Courtney Holmes (Ellen Page) is a medical student who tricks her friends into helping her with an illegal experiment to trigger a near-death experience. They stop her heart rate, or “flatline” her, and leave her dead for two minutes before reviving her. When she is revived, she equates it to a sexual experience that gives her a new lease on life, and several of her colleagues try it as well. It isn’t long before bad side effects, reminding them of traumatic experiences in their lives, begin to haunt them and drive them crazy.

In the first half hour or so I was legitimately interested in where the characters were going, even though the movie kept distracting me with editing decisions that felt focus-grouped to oblivion. When Courtney and Jamie show their newfound vitality right after their flatlinings, the movie appears to be building something more fresh and character-driven than I’d been expecting Sony to be capable of anymore. I have to assume that these are good qualities carried over from the original.

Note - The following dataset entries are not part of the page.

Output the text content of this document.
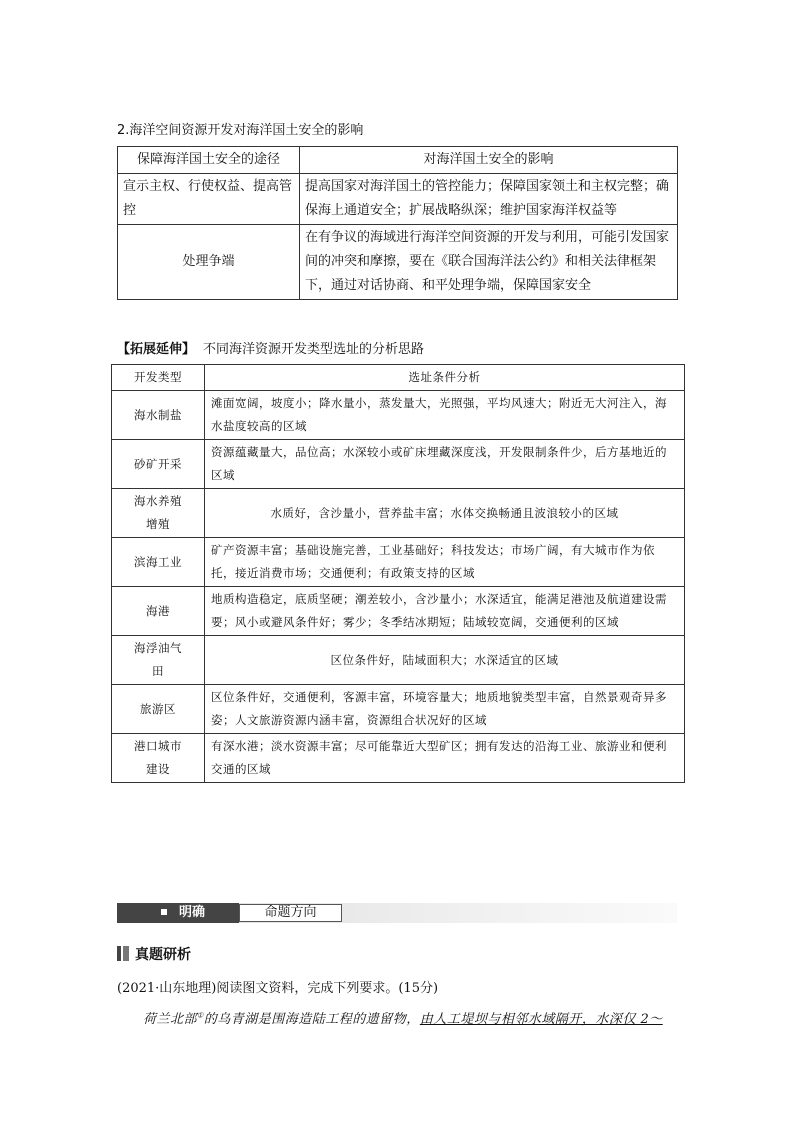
2.海洋空间资源开发对海洋国土安全的影响
保障海洋国土安全的途径	对海洋国土安全的影响
宣示主权、行使权益、提高管控	提高国家对海洋国土的管控能力；保障国家领土和主权完整；确保海上通道安全；扩展战略纵深；维护国家海洋权益等
处理争端	在有争议的海域进行海洋空间资源的开发与利用，可能引发国家间的冲突和摩擦，要在《联合国海洋法公约》和相关法律框架下，通过对话协商、和平处理争端，保障国家安全
【拓展延伸】 不同海洋资源开发类型选址的分析思路
开发类型	选址条件分析
海水制盐	滩面宽阔，坡度小；降水量小，蒸发量大，光照强，平均风速大；附近无大河注入，海水盐度较高的区域
砂矿开采	资源蕴藏量大，品位高；水深较小或矿床埋藏深度浅，开发限制条件少，后方基地近的区域
海水养殖增殖	水质好，含沙量小，营养盐丰富；水体交换畅通且波浪较小的区域
滨海工业	矿产资源丰富；基础设施完善，工业基础好；科技发达；市场广阔，有大城市作为依托，接近消费市场；交通便利；有政策支持的区域
海港	地质构造稳定，底质坚硬；潮差较小，含沙量小；水深适宜，能满足港池及航道建设需要；风小或避风条件好；雾少；冬季结冰期短；陆域较宽阔，交通便利的区域
海浮油气田	区位条件好，陆域面积大；水深适宜的区域
旅游区	区位条件好，交通便利，客源丰富，环境容量大；地质地貌类型丰富，自然景观奇异多姿；人文旅游资源内涵丰富，资源组合状况好的区域
港口城市建设	有深水港；淡水资源丰富；尽可能靠近大型矿区；拥有发达的沿海工业、旅游业和便利交通的区域
明确	命题方向
真题研析
(2021·山东地理)阅读图文资料，完成下列要求。(15分)
荷兰北部①的乌青湖是围海造陆工程的遗留物，由人工堤坝与相邻水域隔开，水深仅 2～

Courtney then succumbs to a nervous breakdown, and it’s at this point that the movie suddenly wants to be a ghost movie really badly. It starts reaching under the counter for spooky jump scares to throw at the audience every now and then without ever trying to build a sense of dread, and it goes through these motions with every single character who attempted to flatline earlier in the film.

Although it does try to regain a character-driven approach at the end, the scenes attempting that have the same choppy, bare minimum-effort feel The Dark Tower had, which gave me the feeling the film’s entire second half was the result of Sony trying to patch up yet another mess they made with reshoots.

All of the goodwill it tried to build with halfway decent character development gets thrown out the window as the movie suddenly loses all focus of what it wants to be, sputtering off into multiple different directions, and it never finds its footing again.

Probably the most insulting attempt it makes at spookiness is one scene that happens in Jamie’s boat house. He’s taking a shower when the water suddenly turns off, and starts to see visions of a girl he knocked up and left behind, similar to how Courtney saw visions of her dead sister. The shortwave radio in his boat freaks out and starts playing the glockenspiel tune from the “Swedish Rhapsody Iridial” numbers station, most notably featured on the 5-disc numbers station compilation The Conet Project. It’s literally the same audio at first, but then the sound people decided to slather a couple “spooky” effects on it.

Numbers stations (look up what they are if you’d like to enter a neat rabbit hole of radio weirdness) feel creepy mainly because of their mysterious, often untraceable origins. Here, it’s not used to add a new dimension to this film, although it would’ve been far more interesting had it shifted gears again to involve an evil doctor that uses shortwave radio or something. It’s in there to be a pathetically cheap and unsuccessful attempt to unnerve the audience.

It reminded me of a scene in another awful major-studio horror film from a few years back called The Apparition where they just added “scary” music to a garage door opening by itself. This scene is utterly hilarious in the context of a movie that had previously tried to make scary scenes out of rotting a corner of drywall and moving a dresser a couple inches to the left. With the cheap use of numbers station audio in this movie, though, it lets out a final pathetic gasp for air in a film that was building somewhere promising for a little bit.

Whatever this movie was supposed to be before Sony’s iron fist of mediocrity slammed down is probably more interesting than what we got, even if it still turned out to be a mess. Regardless, this is what we got and it’s probably all we’ll get out of it. Movies like this and The Dark Tower make me miss the days when workprints would leak on a regular basis, allowing the original visions of movies like Alien 3 and Halloween 6 to reach the public consciousness somehow.

Please let this property flatline now, Sony.